We are purchasing a server to run various Bioinformatics software packages. The main package on our test machine is multi threaded and is totally CPU bound, the IO & RAM are not limiting performance - the CPU runs at 100% whereas the RAM & disk IO are at minimal levels.
We want to ensure that we get the best processor(s) for our workload, but given the rather large list of Intel Xeon's to choose from, how can we select the best one for our needs?
I appreciate that on a fundamental level, "more" = "better", but how can I tell if for instance a faster bus speed makes a bigger difference compared to a large cache or if more cores are better than clock speed.
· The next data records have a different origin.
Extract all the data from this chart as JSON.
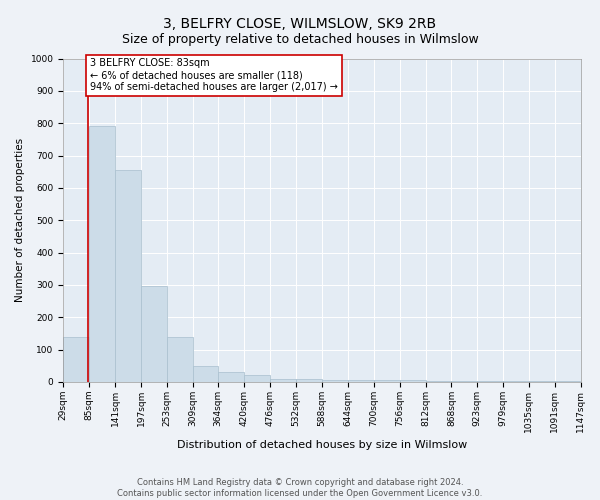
{
  "title": "3, BELFRY CLOSE, WILMSLOW, SK9 2RB",
  "subtitle": "Size of property relative to detached houses in Wilmslow",
  "xlabel": "Distribution of detached houses by size in Wilmslow",
  "ylabel": "Number of detached properties",
  "bins": [
    29,
    85,
    141,
    197,
    253,
    309,
    364,
    420,
    476,
    532,
    588,
    644,
    700,
    756,
    812,
    868,
    923,
    979,
    1035,
    1091,
    1147
  ],
  "bar_heights": [
    140,
    790,
    655,
    295,
    140,
    50,
    30,
    20,
    10,
    10,
    5,
    5,
    5,
    5,
    2,
    2,
    2,
    2,
    2,
    2
  ],
  "bar_color": "#ccdce8",
  "bar_edge_color": "#a8bfce",
  "property_line_x": 83,
  "property_line_color": "#cc0000",
  "annotation_text": "3 BELFRY CLOSE: 83sqm\n← 6% of detached houses are smaller (118)\n94% of semi-detached houses are larger (2,017) →",
  "annotation_box_facecolor": "#ffffff",
  "annotation_box_edgecolor": "#cc0000",
  "ylim": [
    0,
    1000
  ],
  "yticks": [
    0,
    100,
    200,
    300,
    400,
    500,
    600,
    700,
    800,
    900,
    1000
  ],
  "footnote": "Contains HM Land Registry data © Crown copyright and database right 2024.\nContains public sector information licensed under the Open Government Licence v3.0.",
  "background_color": "#eef2f7",
  "plot_background_color": "#e4ecf4",
  "grid_color": "#ffffff",
  "title_fontsize": 10,
  "subtitle_fontsize": 9,
  "xlabel_fontsize": 8,
  "ylabel_fontsize": 7.5,
  "tick_fontsize": 6.5,
  "footnote_fontsize": 6,
  "annotation_fontsize": 7
}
So is there a way of profiling our software package to figure out what processor to choose. The software in question is a collection of Python scripts, so we can do the profiling on Linux or Windows.
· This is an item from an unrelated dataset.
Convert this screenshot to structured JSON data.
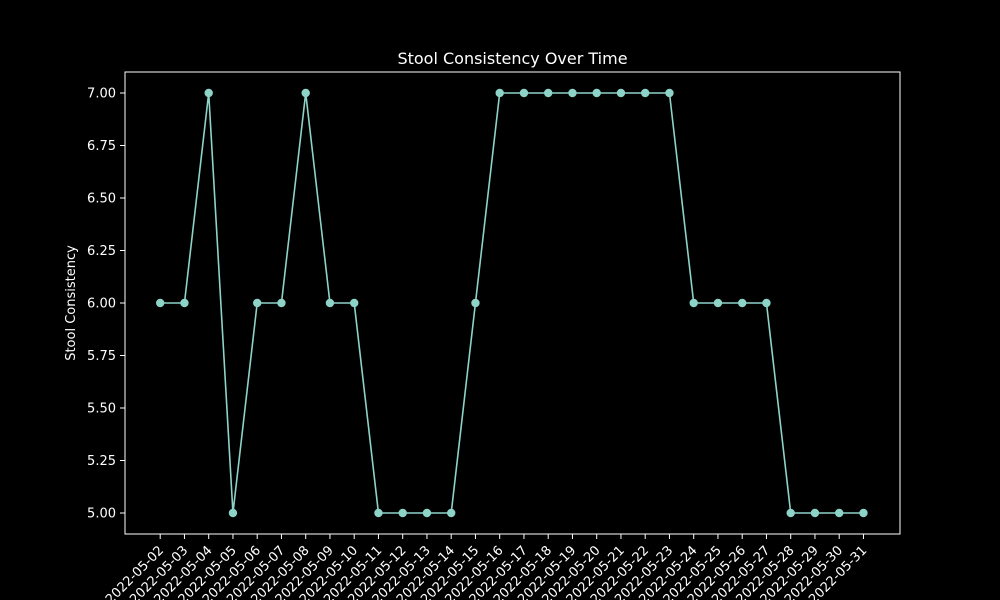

Have you taken a look at cachegrind, which is part of the really excellent Valgrind memory profiling package?
Cachegrind will at least give you an idea of how much cache thrashing is happening. You may find that your application thrashes the cache so much that it doesn't matter whether you have the larger L2/L3 cache of a Xeon or not, then again, you may be bound by the CPU pipeline and thrashing may not be occurring that much.
Cachegrind will also allow you to set arbitrary cache sizes, so you'll be able to test your code under various cache-size scenarios.